シークレットダンジョン編

シークレット・ダンジョン①


『ね、ダンジョン行かない?ニシキ』


『びっくりした、いきなりだな』


『貸し――覚えてる?返すチャンス』


『え……そんなので良いのか?』


『ふふ、別に良いわよ』



そのメッセージは、唐突に届いた。

クマーからのそれ。


『ダンジョン』……気になってはいたけど後回しだったな。

これもレベル40、上位職に転職後解放されたコンテンツだ。

一日一回入場出来るそれは、普通に狩りするよりも豪華な報酬が待っているらしい。


ちなみに戦闘フィールドに行く必要はない。

クエスト掲示板から『ダンジョンマッチング』を選択すればそのままダンジョンへワープするんだとか。

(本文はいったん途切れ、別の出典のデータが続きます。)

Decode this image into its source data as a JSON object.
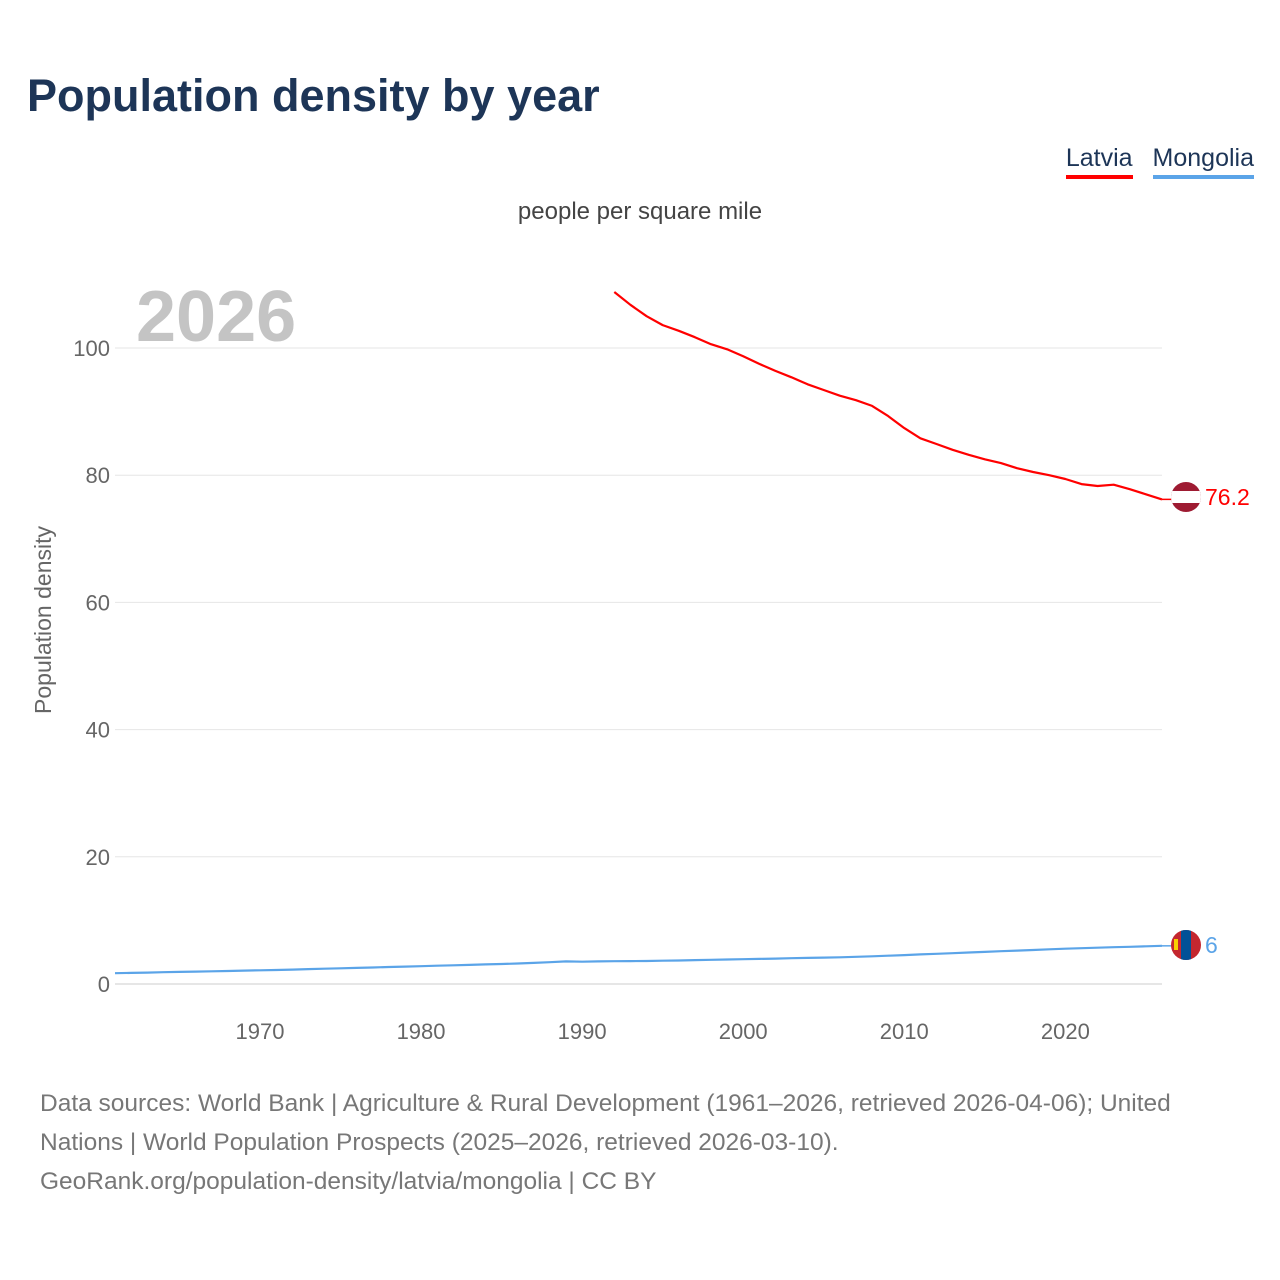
{
  "title": "Population density by year",
  "legend": [
    {
      "label": "Latvia",
      "color": "#ff0000"
    },
    {
      "label": "Mongolia",
      "color": "#5ba4e8"
    }
  ],
  "footer": {
    "sources": "Data sources: World Bank | Agriculture & Rural Development (1961–2026, retrieved 2026-04-06); United Nations | World Population Prospects (2025–2026, retrieved 2026-03-10).",
    "link": "GeoRank.org/population-density/latvia/mongolia | CC BY"
  },
  "chart_data": {
    "type": "line",
    "title": "Population density by year",
    "subtitle": "people per square mile",
    "ylabel": "Population density",
    "xlabel": "",
    "year_label": "2026",
    "xlim": [
      1961,
      2026
    ],
    "ylim": [
      0,
      100
    ],
    "x_ticks": [
      "1970",
      "1980",
      "1990",
      "2000",
      "2010",
      "2020"
    ],
    "y_ticks": [
      "0",
      "20",
      "40",
      "60",
      "80",
      "100"
    ],
    "grid": true,
    "legend_position": "top-right",
    "series": [
      {
        "name": "Latvia",
        "color": "#ff0000",
        "end_label": "76.2",
        "x_start": 1992,
        "values": [
          108.8,
          106.8,
          105.0,
          103.6,
          102.7,
          101.7,
          100.6,
          99.8,
          98.7,
          97.5,
          96.4,
          95.4,
          94.3,
          93.4,
          92.5,
          91.8,
          90.9,
          89.3,
          87.4,
          85.8,
          84.9,
          84.0,
          83.2,
          82.5,
          81.9,
          81.1,
          80.5,
          80.0,
          79.4,
          78.6,
          78.3,
          78.5,
          77.8,
          77.0,
          76.2
        ]
      },
      {
        "name": "Mongolia",
        "color": "#5ba4e8",
        "end_label": "6",
        "x_start": 1961,
        "values": [
          1.7,
          1.75,
          1.8,
          1.85,
          1.9,
          1.95,
          2.0,
          2.05,
          2.1,
          2.15,
          2.2,
          2.27,
          2.34,
          2.4,
          2.47,
          2.53,
          2.6,
          2.67,
          2.73,
          2.8,
          2.87,
          2.94,
          3.01,
          3.08,
          3.15,
          3.23,
          3.32,
          3.42,
          3.55,
          3.5,
          3.55,
          3.58,
          3.6,
          3.62,
          3.66,
          3.7,
          3.75,
          3.8,
          3.85,
          3.9,
          3.95,
          4.0,
          4.05,
          4.1,
          4.15,
          4.2,
          4.27,
          4.35,
          4.45,
          4.55,
          4.65,
          4.75,
          4.85,
          4.95,
          5.05,
          5.15,
          5.25,
          5.35,
          5.45,
          5.55,
          5.63,
          5.7,
          5.78,
          5.85,
          5.92,
          6.0
        ]
      }
    ]
  }
}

今選べるのは『始まりのダンジョン』のみ。マップを進んでいくと、更なるダンジョンが現れるという。



『ベアー今ログインできないじゃない。だから暇なの、貴方まだ行った事無いでしょ?』


『なるほどな、俺としては願ったり叶ったりだよ……ソロで行くつもりだったし』


『それは良かったわ。なら、また工房へ来て頂戴』



俺に彼の代わりが務まるとは思えないが。

……というか、クマーが『暇』なんて事あるのか?


色々引っ掛かるが、まあありがたい話だし良いか。



《クマーから熊さん工房への招待が届きました》


《熊さん工房へ移動します》





王都ヴィクトリア、非戦闘フィールド。

そこで俺とクマーは話していた。



「これが復活の書。パーティープレイなら必須のやつ」


「こんなのあるのか」


「ええ。自分自身は無理だけど仲間はこれで蘇生出来るの。王都から使えるアイテムよ。NPCから安価で買えるわ、サクリファイスドールとは違ってね」


「……ソロだと馴染みが無いからな」


「ふふ、そう思って説明しといて良かったわね……ダンジョンではどっちみち回数制限があるけど、数は持っておくに越したこと無いわ」



まあ、確かに仲間の蘇生アイテムを忘れました――なんて言ったら嫌な目をされるだろうな。



「ダンジョンは推奨五から六人。最低四人から挑めるの。パーティー人数が三人以下だったら、人数が五、六人になる様自動でパーティを組んでくれるシステムがあるのよ」


「へえ……それは便利だな」


「でしょ?『野良』でパーティを組む以上、持つべきアイテムはしっかり持っておかないと『地雷』扱いなんだから」



……クマーが居てくれて良かった。

危うく俺は地雷原になるとこだったな。



「はい、一杯持ってるから私の分あげる」


「え。良いのか」


「ふふん!前の特殊クエストあったでしょ、あれかなり報酬美味しかったの」


「……どれぐらい貰ったんだ? 」


「まあ一万Gなんて霞むわよね」


「はは、うらやましい話だな」


「ええ――それじゃ、はいどうぞ」



《復活の書×3をクマーから譲渡されました》



「ありがとう、準備はこれぐらいで良いんだよな」


「ええ。後はマッチングを待つだけね。やり方分かる?」


「えっと――クエスト掲示板で……というかこの工房何でもあるな」


「ふふん。ここは私の家みたいなものだからね!」



工房にあるそれ。

クエスト掲示板から、新しく追加されたダンジョンの欄。

解放されているのは『始まりのダンジョン』のみ。推奨レベルは40〜になっている。


そしてそこからダンジョンマッチングで――



《ダンジョンマッチングを開始します》


《ダンジョンマッチングに成功しました》


《準備はよろしいですか?》



「早っ!」


「ふふ、このプレイヤー人口よ?」


「それもそうか……」


「あ、これまでのクエストと違って、『はい』を押したらもうダンジョンマッチングに参加するから気を付けてね」


「……って事は、半強制的にパーティを組む事になるんだな」


「ええ。それがメリットでもデメリットでもあるのだけど……まあ行きましょ?」


「ああ」



《パーティーメンバー全員の準備が整いました》


《始まりのダンジョンへ転移します》


《!》


《シークレットダンジョンへ転移します!》


《特殊条件:復活スキル・アイテム使用不可が追加されました!》


《特殊条件:制限時間が追加されました! 》


《ダンジョン内にシークレットチェストが追加されます!》



「……え?」



初めてのダンジョン。

そこへ転移する直前――そんなメッセージが聞こえたのだった。